16. The method of claim 12, further comprising:

generating, by a user-wearable device containing sensor(s), a third heart-related signal; and

performing pre-processing and processing of the third heart-related signal.

17. The method of claim 16, wherein the pre-processing of the third heart-related signal includes processing the third heart-related signal with the right-side speaker of the earpiece device to generate a PTT2 data signal and processing the third heart-related signal with the left-side speaker of the earpiece device to generate a PTT3 data signal.

18. The method of claim 16, further comprising converting, the PTT11, PTT12, PTT2, PTT3 data signals into PWV data signals indicative of blood pressure values.

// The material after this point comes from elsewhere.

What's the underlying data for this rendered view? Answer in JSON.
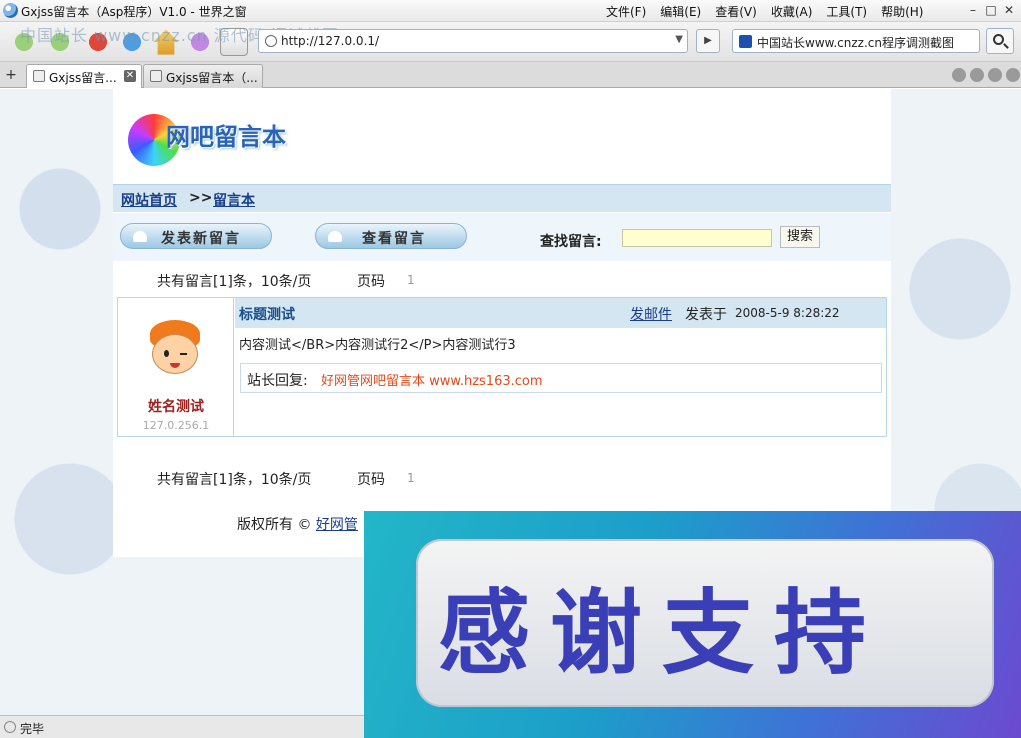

19. The method of claim 16, further comprising processing the PWV data signals and the MD data signal to determine heart-related conditions.

20. A non-transitory computer-readable medium comprising executable instructions which, when executed by at least one processor, cause the at least one processor to carry out steps of a method for determining heart-related biometric data, the method comprising:

receiving, from an earpiece device, audio signals;

isolating right and left heartbeat signals from the received audio signals;

generating right and left phonocardiogram signals PCG1, PCG2 from the isolated right and left heartbeat signals, respectively;

pre-processing, the right and left PCG1, PCG2 signals to determine respective pulse travel time signals PTT11, PTT12 data signals; and

processing, the PTT11, PTT12 data signals to provide an indication of heart-related conditions.